Since the size of your output is linear to the number of extents which is
between the number of files and sum of their sizes, I see no gain in
trying to avoid following the directory tree.

Thanks for the help, Adam.  There are a lot of files and a lot of
directories - find, "ls -R" and similar operations take a very long
time. I was hoping that I could query some sort of extent tree for the
subvolume and get the answer back in seconds instead of multiple minutes.

But I can follow the directory tree if I need to.

I am not looking to relate the extents to files/inodes/paths.  My
particular need, at the moment, is to work out how much of two snapshots
is shared data, but I can think of other uses for the information.

Thus, unlike the question you asked above, you're not interested in _all_
extents, merely those which changed.

You may want to look at "btrfs subv find-new" and "btrfs send --no-data".

Unfortunately, the subvolumes do not have an ancestor-descendent
relationship (although they do have some common ancestors), so I don't
think find-new is much help (as far as I can see).

But just looking at the size of the output  from "send -c" would work
well enough for the particular problem I am trying to solve tonight!
Although I will need to take read-only snapshots of the subvolumes to
allow send to work.

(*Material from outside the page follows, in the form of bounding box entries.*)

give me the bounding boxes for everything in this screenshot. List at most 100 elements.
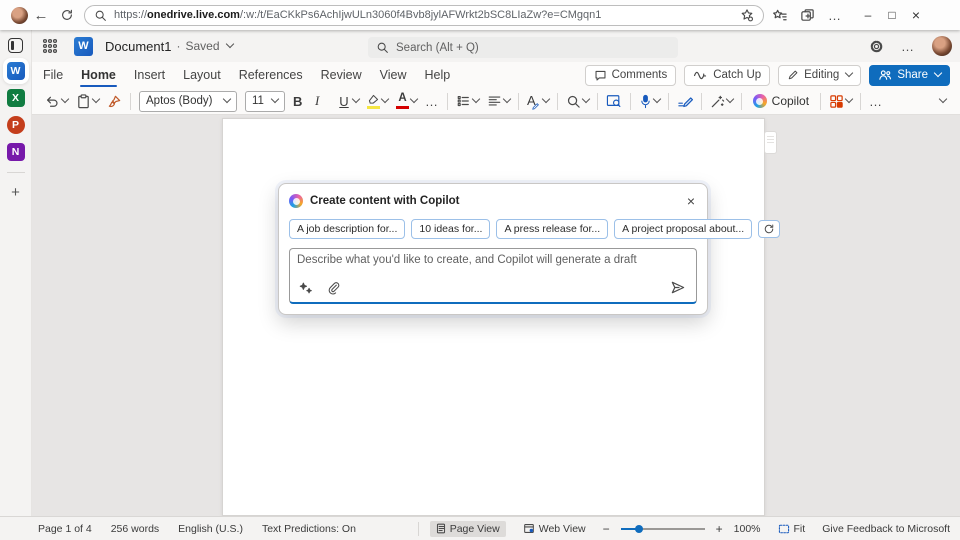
font-name-select[interactable]: Aptos (Body) <box>139 91 237 112</box>
fit-button[interactable]: Fit <box>772 521 812 537</box>
underline-button[interactable]: U <box>337 94 359 109</box>
m365-app-icon[interactable] <box>8 38 23 53</box>
styles-icon: A <box>527 92 536 110</box>
sidebar-item-powerpoint[interactable]: P <box>7 116 25 134</box>
language-selector[interactable]: English (U.S.) <box>178 523 243 535</box>
editing-mode-button[interactable]: Editing <box>778 65 861 86</box>
undo-button[interactable] <box>44 94 68 109</box>
format-painter-button[interactable] <box>107 94 122 109</box>
browser-profile-avatar[interactable] <box>11 7 28 24</box>
window-maximize-button[interactable]: □ <box>880 8 904 22</box>
zoom-level[interactable]: 100% <box>734 523 761 535</box>
sparkle-icon[interactable] <box>299 281 313 295</box>
tab-home[interactable]: Home <box>72 62 125 88</box>
zoom-out-button[interactable]: − <box>603 522 610 536</box>
copilot-button[interactable]: Copilot <box>750 94 812 108</box>
window-minimize-button[interactable]: – <box>856 8 880 22</box>
sidebar-item-excel[interactable]: X <box>7 89 25 107</box>
prompt-chip-ideas[interactable]: 10 ideas for... <box>411 219 490 239</box>
browser-menu-button[interactable]: … <box>828 8 842 23</box>
bullet-list-icon <box>456 94 471 108</box>
copilot-dialog-title: Create content with Copilot <box>310 195 678 207</box>
auto-format-button[interactable] <box>710 94 733 109</box>
align-button[interactable] <box>487 94 510 108</box>
sidebar-item-word[interactable]: W <box>7 62 25 80</box>
url-path: /:w:/t/EaCKkPs6AchIjwULn3060f4Bvb8jylAFW… <box>240 9 601 21</box>
tab-layout[interactable]: Layout <box>174 62 230 88</box>
bold-button[interactable]: B <box>293 94 307 109</box>
word-count[interactable]: 256 words <box>111 523 159 535</box>
toolbar-more-button[interactable]: … <box>869 94 883 109</box>
zoom-slider-thumb[interactable] <box>635 525 643 533</box>
page-count[interactable]: Page 1 of 4 <box>38 523 92 535</box>
settings-gear-icon[interactable] <box>869 39 884 54</box>
editor-button[interactable] <box>677 94 693 108</box>
browser-toolbar: ← https://onedrive.live.com/:w:/t/EaCKkP… <box>0 0 960 30</box>
tab-insert[interactable]: Insert <box>125 62 174 88</box>
app-search-box[interactable] <box>368 37 678 58</box>
excel-letter: X <box>12 92 19 104</box>
refresh-suggestions-button[interactable] <box>758 220 780 238</box>
search-input[interactable] <box>396 42 636 54</box>
comments-button[interactable]: Comments <box>585 65 677 86</box>
chevron-down-icon <box>939 95 947 103</box>
text-predictions-toggle[interactable]: Text Predictions: On <box>262 523 356 535</box>
header-more-button[interactable]: … <box>901 39 915 54</box>
favorites-icon[interactable] <box>772 8 787 23</box>
tab-file[interactable]: File <box>34 62 72 88</box>
page-view-label: Page View <box>450 523 500 535</box>
zoom-in-button[interactable]: + <box>716 522 723 536</box>
bookmark-star-icon[interactable] <box>740 8 754 22</box>
zoom-slider[interactable] <box>621 523 705 535</box>
copilot-prompt-input[interactable] <box>297 254 687 278</box>
page-view-icon <box>436 523 446 534</box>
web-view-button[interactable]: Web View <box>517 521 592 537</box>
designer-button[interactable] <box>829 94 852 109</box>
address-bar[interactable]: https://onedrive.live.com/:w:/t/EaCKkPs6… <box>84 5 764 26</box>
fit-label: Fit <box>794 523 806 535</box>
reading-view-button[interactable] <box>606 94 622 108</box>
feedback-link[interactable]: Give Feedback to Microsoft <box>822 523 950 535</box>
sidebar-add-app-button[interactable]: + <box>11 184 20 201</box>
document-page[interactable] <box>222 118 765 516</box>
paste-button[interactable] <box>76 94 99 109</box>
styles-button[interactable]: A <box>527 92 549 110</box>
find-button[interactable] <box>566 94 589 109</box>
italic-button[interactable]: I <box>315 93 329 109</box>
attach-paperclip-icon[interactable] <box>327 281 340 295</box>
more-font-options-button[interactable]: … <box>425 94 439 109</box>
tab-insert-label: Insert <box>134 68 165 82</box>
page-view-button[interactable]: Page View <box>430 521 506 537</box>
send-icon[interactable] <box>670 280 686 295</box>
prompt-chip-press-release[interactable]: A press release for... <box>496 219 608 239</box>
font-size-select[interactable]: 11 <box>245 91 285 112</box>
chevron-down-icon <box>410 95 418 103</box>
copilot-prompt-box[interactable] <box>289 248 697 304</box>
sidebar-item-onenote[interactable]: N <box>7 143 25 161</box>
tab-help[interactable]: Help <box>416 62 460 88</box>
document-canvas: Create content with Copilot × A job desc… <box>32 115 960 516</box>
app-launcher-icon[interactable] <box>42 38 58 54</box>
document-title-group[interactable]: Document1 · Saved <box>105 39 233 54</box>
share-button[interactable]: Share <box>869 65 950 86</box>
account-avatar[interactable] <box>932 36 952 56</box>
collections-icon[interactable] <box>800 8 815 23</box>
dictate-button[interactable] <box>639 94 660 109</box>
collapse-ribbon-button[interactable] <box>938 100 946 102</box>
comment-anchor-card[interactable] <box>764 131 777 154</box>
tab-references[interactable]: References <box>230 62 312 88</box>
browser-back-button[interactable]: ← <box>28 2 54 28</box>
chevron-down-icon <box>934 69 942 77</box>
tab-view[interactable]: View <box>371 62 416 88</box>
document-title[interactable]: Document1 <box>105 39 171 54</box>
bullet-list-button[interactable] <box>456 94 479 108</box>
close-icon[interactable]: × <box>685 193 697 209</box>
highlight-button[interactable] <box>367 94 388 109</box>
tab-review[interactable]: Review <box>312 62 371 88</box>
font-color-button[interactable]: A <box>396 93 417 109</box>
prompt-chip-project-proposal[interactable]: A project proposal about... <box>614 219 752 239</box>
prompt-chip-job-description[interactable]: A job description for... <box>289 219 405 239</box>
browser-refresh-button[interactable] <box>54 2 80 28</box>
catch-up-button[interactable]: Catch Up <box>684 65 770 86</box>
window-close-button[interactable]: × <box>904 7 928 23</box>
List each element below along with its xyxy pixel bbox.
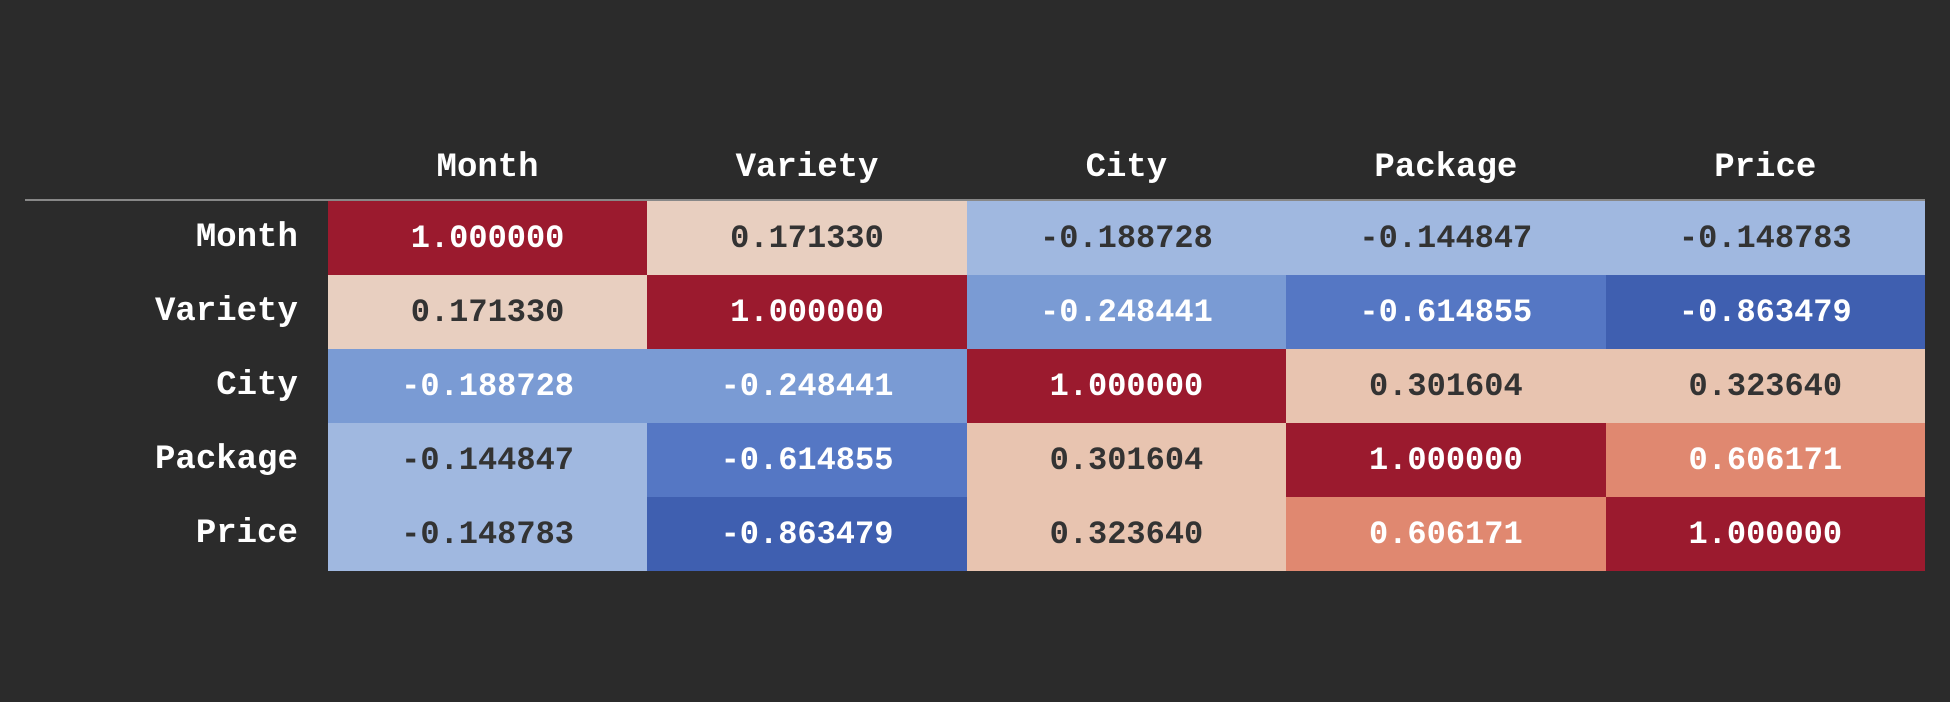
cell-r1-c2: -0.248441 bbox=[967, 275, 1286, 349]
cell-r4-c2: 0.323640 bbox=[967, 497, 1286, 571]
col-header-month: Month bbox=[328, 131, 647, 200]
cell-r2-c2: 1.000000 bbox=[967, 349, 1286, 423]
table-row: Package-0.144847-0.6148550.3016041.00000… bbox=[25, 423, 1925, 497]
cell-r2-c3: 0.301604 bbox=[1286, 349, 1605, 423]
header-row: Month Variety City Package Price bbox=[25, 131, 1925, 200]
row-label-city: City bbox=[25, 349, 328, 423]
correlation-table: Month Variety City Package Price Month1.… bbox=[25, 131, 1925, 571]
cell-r3-c0: -0.144847 bbox=[328, 423, 647, 497]
cell-r1-c3: -0.614855 bbox=[1286, 275, 1605, 349]
col-header-price: Price bbox=[1606, 131, 1925, 200]
cell-r1-c4: -0.863479 bbox=[1606, 275, 1925, 349]
empty-header bbox=[25, 131, 328, 200]
cell-r0-c3: -0.144847 bbox=[1286, 200, 1605, 275]
cell-r0-c0: 1.000000 bbox=[328, 200, 647, 275]
cell-r3-c4: 0.606171 bbox=[1606, 423, 1925, 497]
table-row: Price-0.148783-0.8634790.3236400.6061711… bbox=[25, 497, 1925, 571]
row-label-package: Package bbox=[25, 423, 328, 497]
row-label-variety: Variety bbox=[25, 275, 328, 349]
cell-r3-c1: -0.614855 bbox=[647, 423, 966, 497]
cell-r2-c0: -0.188728 bbox=[328, 349, 647, 423]
cell-r4-c4: 1.000000 bbox=[1606, 497, 1925, 571]
row-label-price: Price bbox=[25, 497, 328, 571]
cell-r3-c2: 0.301604 bbox=[967, 423, 1286, 497]
table-row: City-0.188728-0.2484411.0000000.3016040.… bbox=[25, 349, 1925, 423]
cell-r3-c3: 1.000000 bbox=[1286, 423, 1605, 497]
cell-r4-c0: -0.148783 bbox=[328, 497, 647, 571]
cell-r2-c1: -0.248441 bbox=[647, 349, 966, 423]
cell-r4-c1: -0.863479 bbox=[647, 497, 966, 571]
col-header-package: Package bbox=[1286, 131, 1605, 200]
table-row: Month1.0000000.171330-0.188728-0.144847-… bbox=[25, 200, 1925, 275]
cell-r2-c4: 0.323640 bbox=[1606, 349, 1925, 423]
cell-r0-c4: -0.148783 bbox=[1606, 200, 1925, 275]
col-header-city: City bbox=[967, 131, 1286, 200]
correlation-matrix: Month Variety City Package Price Month1.… bbox=[25, 131, 1925, 571]
cell-r1-c1: 1.000000 bbox=[647, 275, 966, 349]
cell-r4-c3: 0.606171 bbox=[1286, 497, 1605, 571]
table-row: Variety0.1713301.000000-0.248441-0.61485… bbox=[25, 275, 1925, 349]
cell-r0-c2: -0.188728 bbox=[967, 200, 1286, 275]
cell-r0-c1: 0.171330 bbox=[647, 200, 966, 275]
col-header-variety: Variety bbox=[647, 131, 966, 200]
row-label-month: Month bbox=[25, 200, 328, 275]
cell-r1-c0: 0.171330 bbox=[328, 275, 647, 349]
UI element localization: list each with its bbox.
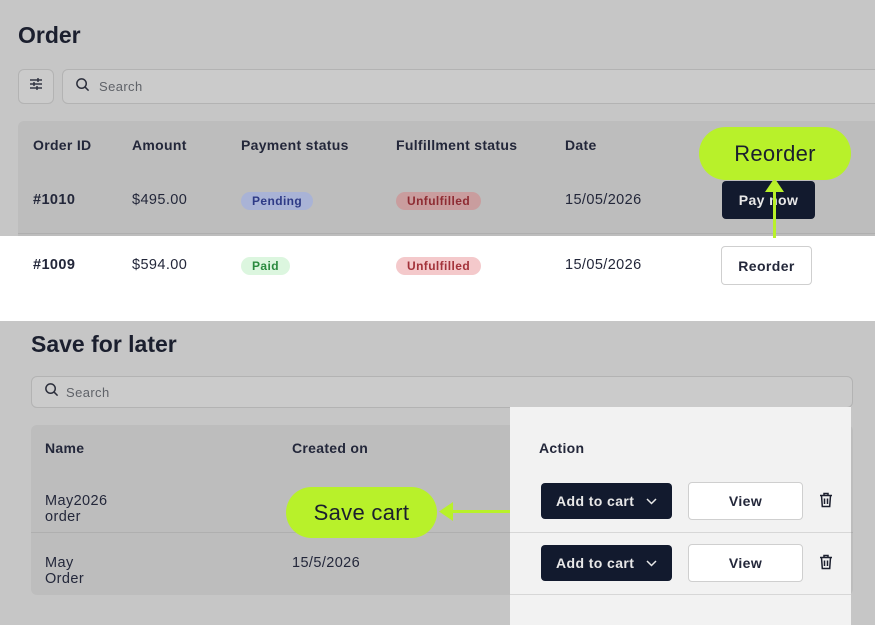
order-search-placeholder: Search [99, 79, 143, 94]
col-name: Name [45, 440, 85, 456]
col-date: Date [565, 137, 597, 153]
order-date: 15/05/2026 [565, 192, 642, 208]
reorder-button[interactable]: Reorder [721, 246, 812, 285]
saved-cart-created: 15/5/2026 [292, 555, 361, 571]
order-id: #1009 [33, 257, 76, 273]
col-action: Action [539, 440, 585, 456]
trash-icon[interactable] [819, 554, 833, 575]
status-badge-unfulfilled: Unfulfilled [396, 257, 482, 275]
row-divider [18, 233, 875, 234]
row-divider [510, 594, 851, 595]
sliders-icon [28, 76, 44, 97]
callout-arrow-line [773, 186, 776, 238]
add-to-cart-button[interactable]: Add to cart [541, 545, 672, 581]
saved-search-placeholder: Search [66, 384, 110, 400]
section-separator [0, 298, 875, 321]
saved-cart-name: May2026 order [45, 493, 108, 525]
add-to-cart-label: Add to cart [556, 493, 635, 509]
view-button[interactable]: View [688, 544, 803, 582]
saved-cart-name: May Order [45, 555, 85, 587]
order-page-title: Order [18, 22, 81, 48]
save-for-later-title: Save for later [31, 331, 177, 357]
search-icon [44, 382, 59, 402]
trash-icon[interactable] [819, 492, 833, 513]
order-amount: $495.00 [132, 192, 188, 208]
order-id: #1010 [33, 192, 76, 208]
col-fulfillment-status: Fulfillment status [396, 137, 518, 153]
add-to-cart-button[interactable]: Add to cart [541, 483, 672, 519]
status-badge-paid: Paid [241, 257, 290, 275]
order-date: 15/05/2026 [565, 257, 642, 273]
view-button[interactable]: View [688, 482, 803, 520]
arrow-left-icon [439, 502, 453, 521]
col-created-on: Created on [292, 440, 369, 456]
add-to-cart-label: Add to cart [556, 555, 635, 571]
status-badge-pending: Pending [241, 192, 314, 210]
arrow-up-icon [765, 178, 784, 192]
row-divider [510, 532, 851, 533]
chevron-down-icon [646, 497, 657, 505]
callout-arrow-line [452, 510, 510, 513]
saved-search-input[interactable]: Search [31, 376, 853, 408]
save-cart-callout: Save cart [286, 487, 437, 538]
col-payment-status: Payment status [241, 137, 349, 153]
order-search-input[interactable]: Search [62, 69, 875, 104]
search-icon [75, 77, 90, 97]
status-badge-unfulfilled: Unfulfilled [396, 192, 482, 210]
order-amount: $594.00 [132, 257, 188, 273]
reorder-callout: Reorder [699, 127, 851, 180]
filter-button[interactable] [18, 69, 54, 104]
col-order-id: Order ID [33, 137, 92, 153]
col-amount: Amount [132, 137, 187, 153]
chevron-down-icon [646, 559, 657, 567]
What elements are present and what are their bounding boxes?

Thanks for the suggestion.
FWIW, if you're not using any files in the subvolumes, you can run:
btrfs property set <subvolume> ro true

to mark them read-only so you don't need the snapshots, and then run the same command with 'false' at the end instead of true to mark them writable again.

I would still be interested in the extent list, though.  The main
problem with find-new and send is that they don't tell me how much has
been deleted, only added.  I am thinking about using the extents to get
a much better handle on what is using up space and what I could recover
if I removed (or moved to another volume) various groups of related
subvolumes.
You may want to look into 'btrfs filesystem usage' and 'btrfs filesystem du' commands. I'm not sure if they'll cover what you need, but they can show info about how much is shared.